Cass. pen. Sez. V, Sent., (ud. 09-10-2012) 22-11-2012, n. 45663

Sentenza scelta dal dott. Domenico Cirasole direttore del sito giuridico http://www.gadit.it/

Svolgimento del processo

1. Il tribunale di Macerata, giudice di secondo grado, con la sentenza di cui in epigrafe, ha rigettato l’appello proposto da C.M. avverso la sentenza del giudice di pace di Civitanova Marche, con la quale il predetto era stato condannato alla pena di giustizia – oltre risarcimento danno – perchè riconosciuto colpevole del delitto di cui all’art. 594 c.p. per avere offeso l’onore e il decoro di M.G. cui indirizzava una lettera, quale legale rappresentante della O G, lettera che conteneva le seguenti espressioni ingiuriose "il vostro modo di operare da lestofanti … . Il vostro modo di agire ambiguo".
2. Ricorre per cassazione il difensore dell’imputato e deduce inosservanza ed errata applicazione della legge penale con particolare riferimento all’esercizio del diritto di critica, omessa applicazione della causa di non punibilità di cui all’art. 599 c.p. e mancanza e illogicità manifesta della motivazione, argomentando come segue.
2.1. I giudici di merito non hanno tenuto conto del contesto in cui la lettera fu sottoscritta e inviata. L’imputato, rappresentante di gioielli, richiedeva alla ditta O l’estratto-conto e la liquidazione delle sue competenze. La O, a sua volta, chiedeva al C. il versamento di somme che, a suo dire, il predetto aveva illecitamente trattenuto.
Ebbene, non si comprende per quale motivo non sia stato riconosciuto l’esercizio del diritto di critica, al limite come esercizio putativo, atteso che – ad esempio – la giurisprudenza ha ritenuto che l’attribuzione del termine "latitante" a un amministratore di condominio rappresentava espressione di una legittima critica nei confronti dell’operato del predetto.
La lettera indirizzata alla ditta O costituiva una comprensibile reazione ad un atteggiamento omissivo e dilatorio della stessa. E’ errato ritenere, come fa il giudice di appello, che l’imputato pretenda di essere titolare di un diritto all’insulto, anche perchè il termine "lestofante" ha un contenuto sostanzialmente scherzoso.

Motivi della decisione

1. Non è dubbio che tra soggetti che abbiano rapporti commerciali e, dunque, reciproche posizioni debitorie e creditorie, sia possibile, oltre che frequente, la contestazione delle altrui pretese e – dunque – una particolare forma di diritto di critica.
1.1. Come noto, però, consolidata giurisprudenza di legittimità ha chiarito che, anche nel diritto di critica, va rispettato, tra gli altri, il limite della continenza, che consiste nel non adoperare espressioni gratuitamente offensive, quando lo stesso concetto possa essere espresso con frasi e parole corrette.
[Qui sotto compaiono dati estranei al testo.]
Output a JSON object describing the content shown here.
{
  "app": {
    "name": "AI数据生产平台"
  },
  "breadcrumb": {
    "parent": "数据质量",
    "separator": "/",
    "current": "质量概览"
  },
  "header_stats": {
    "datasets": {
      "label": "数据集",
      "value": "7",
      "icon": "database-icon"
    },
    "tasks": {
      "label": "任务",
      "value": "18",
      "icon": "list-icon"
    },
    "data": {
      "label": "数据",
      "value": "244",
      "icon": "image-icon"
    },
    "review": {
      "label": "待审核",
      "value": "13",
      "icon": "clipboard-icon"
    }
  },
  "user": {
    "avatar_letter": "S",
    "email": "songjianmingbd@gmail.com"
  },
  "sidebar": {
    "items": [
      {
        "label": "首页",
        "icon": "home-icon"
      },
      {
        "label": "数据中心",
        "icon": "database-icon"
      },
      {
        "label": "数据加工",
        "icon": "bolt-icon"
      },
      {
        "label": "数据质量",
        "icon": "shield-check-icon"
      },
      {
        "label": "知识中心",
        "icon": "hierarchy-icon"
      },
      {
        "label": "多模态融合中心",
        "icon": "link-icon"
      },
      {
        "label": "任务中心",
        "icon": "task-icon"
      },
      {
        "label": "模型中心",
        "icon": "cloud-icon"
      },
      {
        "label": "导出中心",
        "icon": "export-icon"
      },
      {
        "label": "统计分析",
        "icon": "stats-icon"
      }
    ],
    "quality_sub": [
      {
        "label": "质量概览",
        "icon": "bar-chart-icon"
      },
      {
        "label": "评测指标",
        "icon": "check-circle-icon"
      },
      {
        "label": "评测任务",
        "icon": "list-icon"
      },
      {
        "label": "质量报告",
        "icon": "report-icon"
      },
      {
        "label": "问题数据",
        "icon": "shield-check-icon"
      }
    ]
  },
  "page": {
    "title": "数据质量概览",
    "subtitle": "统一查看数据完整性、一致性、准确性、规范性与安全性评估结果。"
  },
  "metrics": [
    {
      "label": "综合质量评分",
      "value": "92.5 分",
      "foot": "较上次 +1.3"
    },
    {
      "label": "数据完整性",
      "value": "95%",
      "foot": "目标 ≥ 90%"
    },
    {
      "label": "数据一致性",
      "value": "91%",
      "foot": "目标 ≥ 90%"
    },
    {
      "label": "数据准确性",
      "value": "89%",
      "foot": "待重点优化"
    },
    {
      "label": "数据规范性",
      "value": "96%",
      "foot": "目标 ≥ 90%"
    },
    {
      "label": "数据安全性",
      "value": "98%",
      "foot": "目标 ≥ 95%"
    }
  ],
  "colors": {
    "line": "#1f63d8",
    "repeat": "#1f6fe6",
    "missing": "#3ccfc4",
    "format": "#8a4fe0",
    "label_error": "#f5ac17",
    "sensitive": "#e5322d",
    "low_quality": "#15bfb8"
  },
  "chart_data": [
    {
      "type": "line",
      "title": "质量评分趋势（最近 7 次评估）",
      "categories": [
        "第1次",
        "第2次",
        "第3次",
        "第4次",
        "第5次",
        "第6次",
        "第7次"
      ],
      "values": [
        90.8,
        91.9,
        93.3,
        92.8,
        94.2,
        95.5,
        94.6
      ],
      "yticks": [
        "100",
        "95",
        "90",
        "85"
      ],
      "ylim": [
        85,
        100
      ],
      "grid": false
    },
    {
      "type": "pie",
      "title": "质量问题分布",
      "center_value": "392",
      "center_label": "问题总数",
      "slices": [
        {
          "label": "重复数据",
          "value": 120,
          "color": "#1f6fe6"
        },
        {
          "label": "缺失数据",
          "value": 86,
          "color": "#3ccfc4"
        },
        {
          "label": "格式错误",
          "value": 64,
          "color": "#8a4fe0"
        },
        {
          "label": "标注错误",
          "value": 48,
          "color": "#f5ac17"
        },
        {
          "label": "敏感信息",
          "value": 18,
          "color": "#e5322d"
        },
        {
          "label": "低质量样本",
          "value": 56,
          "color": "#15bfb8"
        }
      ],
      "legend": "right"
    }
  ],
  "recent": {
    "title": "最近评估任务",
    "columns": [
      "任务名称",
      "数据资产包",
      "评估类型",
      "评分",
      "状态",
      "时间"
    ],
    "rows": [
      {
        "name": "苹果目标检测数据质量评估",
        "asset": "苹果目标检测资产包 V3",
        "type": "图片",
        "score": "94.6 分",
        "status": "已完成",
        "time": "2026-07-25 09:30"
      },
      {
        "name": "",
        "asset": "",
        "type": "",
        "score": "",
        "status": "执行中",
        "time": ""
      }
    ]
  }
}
Orbene il termine "lestofante" sta a significare ciurmatore, imbroglione, persona disonesta. In relazione a tale censura, dunque, il ricorso appare infondato.
2. Il ricorrente, tuttavia, come anticipato, sostiene – subordinatamente – la sussistenza della causa di non punibilità di cui all’art. 599 c.p., affermando che la sua fu una reazione a una condotta scorretta da parte della ditta O, che non aveva versato il dovuto e che non documentava – in tempi ragionevoli – la situazione debito/credito con il C..
Sul punto, in realtà, i giudici di merito non sembrano aver ricostruito compiutamente la vicenda e tuttavia si deve osservare che, in presenza di una pretesa giuridica controversa, non può ritenersi aprioristicamente arbitrario (e quindi provocatorio) l’atteggiamento di chi a tale pretesa intenda resistere, dovendo essere attivati ben altri strumenti (diversi dalla aggressione verbale) per l’accertamento del diritto.
3. Conclusivamente il ricorso merita rigetto e il ricorrente va condannato alle spese del grado.

P.Q.M.

rigetta il ricorso e condanna il ricorrente al pagamento delle spese del procedimento.
Così deciso in Roma, il 9 ottobre 2012.
Depositato in Cancelleria il 22 novembre 2012

Testo non ufficiale. La sola stampa del bollettino ufficiale ha carattere legale.